The MPLA and FNLA faced a third competitor beginning in 1966 with the emergence of UNITA. UNITA first came to international attention when, in December 1966, a group of its guerrillas attacked the town of Teixeira de Sousa (renamed Luau), succeeding in interrupting the Benguela Railway and stopping Zambian and Zairian copper shipments for a week. The new organization was formed by Jonas Savimbi, the former foreign minister and main representative of the Ovimbundu within the FNLA/GRAE, whose disagreements with Roberto over policy issues led to Savimbi's resignation in July 1964. Savimbi had traveled to China in 1965, where he and several of his followers received four months of military training and became disciples of Maoism. Perhaps the strongest impact of Maoism on UNITA has been Savimbi's insistence on self-sufficiency and maintenance of the organization's leadership within Angolan borders. Upon his return to Angola in 1966, Savimbi turned down an invitation from the MPLA to join its organization as a rank-and-file member and moved UNITA into the bush, where the organization began its guerrilla war with a small amount of Chinese military aid transported via Tanzania and Zambia.

Although UNITA lacked educated cadres and arms, it attracted the largest following of the three movements from the Ovimbundu, who comprised 31 percent of the population. And, unlike the MPLA and FNLA, UNITA enjoyed the benefits of a unified and unchallenged leadership directed by Savimbi. Moreover, in contrast to the mestiço-dominated, urban-based MPLA, Savimbi presented UNITA as the representative of black peasants. UNITA's constitution proclaimed that the movement would strive for a government proportionally representative of all ethnic groups, clans, and classes. His Maoist-oriented philosophy led Savimbi to concentrate on raising the political consciousness of the peasants, most of whom were illiterate and widely dispersed. Savimbi preached selfreliance and founded cooperatives for food production and village self-defense units. He set up a pyramidal structure of elected councils grouping up to sixteen villages that--at least in theory-- articulated demands through a political commissar to a central committee, whose thirty-five members were to be chosen every four years at a congress.
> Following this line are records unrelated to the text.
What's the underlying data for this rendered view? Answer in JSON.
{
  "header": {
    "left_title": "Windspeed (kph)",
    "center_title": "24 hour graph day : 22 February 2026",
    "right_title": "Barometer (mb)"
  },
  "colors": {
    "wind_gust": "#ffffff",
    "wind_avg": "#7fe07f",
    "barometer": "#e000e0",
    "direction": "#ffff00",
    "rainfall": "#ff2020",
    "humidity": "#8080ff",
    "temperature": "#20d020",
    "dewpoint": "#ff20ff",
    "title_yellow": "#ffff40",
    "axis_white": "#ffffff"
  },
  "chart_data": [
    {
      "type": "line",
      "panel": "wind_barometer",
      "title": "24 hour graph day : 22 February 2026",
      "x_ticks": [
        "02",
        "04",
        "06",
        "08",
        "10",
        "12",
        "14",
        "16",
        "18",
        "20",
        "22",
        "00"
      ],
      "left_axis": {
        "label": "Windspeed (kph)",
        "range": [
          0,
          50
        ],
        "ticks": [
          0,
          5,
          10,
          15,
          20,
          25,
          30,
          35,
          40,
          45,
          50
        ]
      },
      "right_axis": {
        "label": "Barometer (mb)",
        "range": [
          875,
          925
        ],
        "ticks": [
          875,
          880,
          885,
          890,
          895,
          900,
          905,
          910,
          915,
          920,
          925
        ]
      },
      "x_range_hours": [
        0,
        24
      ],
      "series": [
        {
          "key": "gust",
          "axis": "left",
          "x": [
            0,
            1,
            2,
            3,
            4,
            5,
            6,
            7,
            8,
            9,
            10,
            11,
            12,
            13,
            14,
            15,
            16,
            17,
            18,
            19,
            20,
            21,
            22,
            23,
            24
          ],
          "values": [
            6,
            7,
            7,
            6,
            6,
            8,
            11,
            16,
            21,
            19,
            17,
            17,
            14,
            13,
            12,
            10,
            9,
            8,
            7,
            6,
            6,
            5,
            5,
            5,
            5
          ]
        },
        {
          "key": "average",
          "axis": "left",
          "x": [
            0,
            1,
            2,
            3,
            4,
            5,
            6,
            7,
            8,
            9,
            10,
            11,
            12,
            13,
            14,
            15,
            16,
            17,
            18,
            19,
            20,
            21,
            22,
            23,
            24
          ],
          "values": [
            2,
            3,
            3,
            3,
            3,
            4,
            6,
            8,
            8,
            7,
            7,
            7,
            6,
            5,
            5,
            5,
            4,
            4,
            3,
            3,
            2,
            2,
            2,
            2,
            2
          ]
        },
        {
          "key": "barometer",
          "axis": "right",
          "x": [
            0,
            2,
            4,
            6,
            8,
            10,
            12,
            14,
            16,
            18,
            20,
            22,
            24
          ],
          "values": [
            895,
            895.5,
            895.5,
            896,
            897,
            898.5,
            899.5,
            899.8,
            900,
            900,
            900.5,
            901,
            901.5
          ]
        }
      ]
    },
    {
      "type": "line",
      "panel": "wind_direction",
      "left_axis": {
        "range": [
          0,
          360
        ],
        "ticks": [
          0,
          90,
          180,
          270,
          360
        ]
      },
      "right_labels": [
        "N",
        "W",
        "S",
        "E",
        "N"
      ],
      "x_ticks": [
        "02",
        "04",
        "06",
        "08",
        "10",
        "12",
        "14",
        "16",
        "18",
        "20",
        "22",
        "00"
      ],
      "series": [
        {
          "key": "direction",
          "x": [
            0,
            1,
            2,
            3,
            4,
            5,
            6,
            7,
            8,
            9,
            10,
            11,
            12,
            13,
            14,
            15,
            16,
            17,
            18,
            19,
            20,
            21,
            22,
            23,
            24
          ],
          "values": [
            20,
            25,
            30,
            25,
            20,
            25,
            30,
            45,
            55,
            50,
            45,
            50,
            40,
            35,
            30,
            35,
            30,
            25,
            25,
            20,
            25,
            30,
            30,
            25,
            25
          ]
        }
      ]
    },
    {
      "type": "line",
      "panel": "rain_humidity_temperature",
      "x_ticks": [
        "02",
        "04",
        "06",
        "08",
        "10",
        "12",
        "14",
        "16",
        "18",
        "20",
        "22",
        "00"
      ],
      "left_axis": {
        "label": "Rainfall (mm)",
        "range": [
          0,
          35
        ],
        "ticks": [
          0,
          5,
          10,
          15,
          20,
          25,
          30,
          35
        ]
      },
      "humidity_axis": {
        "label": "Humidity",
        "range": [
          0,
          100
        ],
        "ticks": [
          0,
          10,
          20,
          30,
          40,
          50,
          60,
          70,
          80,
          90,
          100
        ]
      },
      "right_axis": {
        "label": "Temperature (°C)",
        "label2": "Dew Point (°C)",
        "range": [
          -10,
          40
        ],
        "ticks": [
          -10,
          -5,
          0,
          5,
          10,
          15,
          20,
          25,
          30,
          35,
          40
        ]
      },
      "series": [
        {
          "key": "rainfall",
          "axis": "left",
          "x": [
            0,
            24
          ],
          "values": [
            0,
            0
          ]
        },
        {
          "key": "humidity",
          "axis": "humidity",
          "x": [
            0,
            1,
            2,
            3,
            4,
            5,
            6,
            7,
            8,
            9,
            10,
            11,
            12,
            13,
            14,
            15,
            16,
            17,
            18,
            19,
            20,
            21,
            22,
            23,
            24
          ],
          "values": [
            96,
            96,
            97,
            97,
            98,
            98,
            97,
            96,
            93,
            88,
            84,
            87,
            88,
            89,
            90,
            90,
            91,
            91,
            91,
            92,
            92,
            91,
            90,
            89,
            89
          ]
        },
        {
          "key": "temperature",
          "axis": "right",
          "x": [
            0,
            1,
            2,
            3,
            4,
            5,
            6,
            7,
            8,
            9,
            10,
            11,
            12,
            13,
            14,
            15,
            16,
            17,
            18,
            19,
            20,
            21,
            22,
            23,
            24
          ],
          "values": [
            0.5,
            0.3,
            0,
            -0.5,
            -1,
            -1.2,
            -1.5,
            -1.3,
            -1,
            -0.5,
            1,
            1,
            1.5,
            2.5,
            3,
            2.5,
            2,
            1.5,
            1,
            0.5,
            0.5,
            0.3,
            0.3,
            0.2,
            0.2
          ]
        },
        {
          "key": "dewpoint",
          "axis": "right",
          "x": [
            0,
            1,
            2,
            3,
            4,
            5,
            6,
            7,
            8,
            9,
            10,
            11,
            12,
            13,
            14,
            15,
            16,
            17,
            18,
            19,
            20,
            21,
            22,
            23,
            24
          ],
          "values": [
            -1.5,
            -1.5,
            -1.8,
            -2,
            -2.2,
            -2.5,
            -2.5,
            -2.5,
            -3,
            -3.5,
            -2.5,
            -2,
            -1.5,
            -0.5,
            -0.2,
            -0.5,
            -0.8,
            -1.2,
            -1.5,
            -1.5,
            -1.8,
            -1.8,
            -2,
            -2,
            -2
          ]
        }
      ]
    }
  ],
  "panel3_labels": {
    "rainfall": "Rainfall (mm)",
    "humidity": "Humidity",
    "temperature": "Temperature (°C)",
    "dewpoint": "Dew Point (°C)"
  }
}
In the early 1970s, UNITA began infiltrating the major population centers, slowly expanding its area of influence westward beyond Bié. There, however, it collided with the eastward thrust of the MPLA, which was sending Soviet-trained political cadres to work among the Ovimbundu and specifically with the Chokwe, Lwena, Luchazi, and Lunda, exploiting potential ethnic antagonisms (see Ethnic Groups and Languages , ch. 2).

On the eve of independence, UNITA controlled many of the rich, food-producing central and southern provinces and was therefore able to regulate the flow of food to the rest of the country. At the time, it claimed the allegiance of about 40 percent of the population.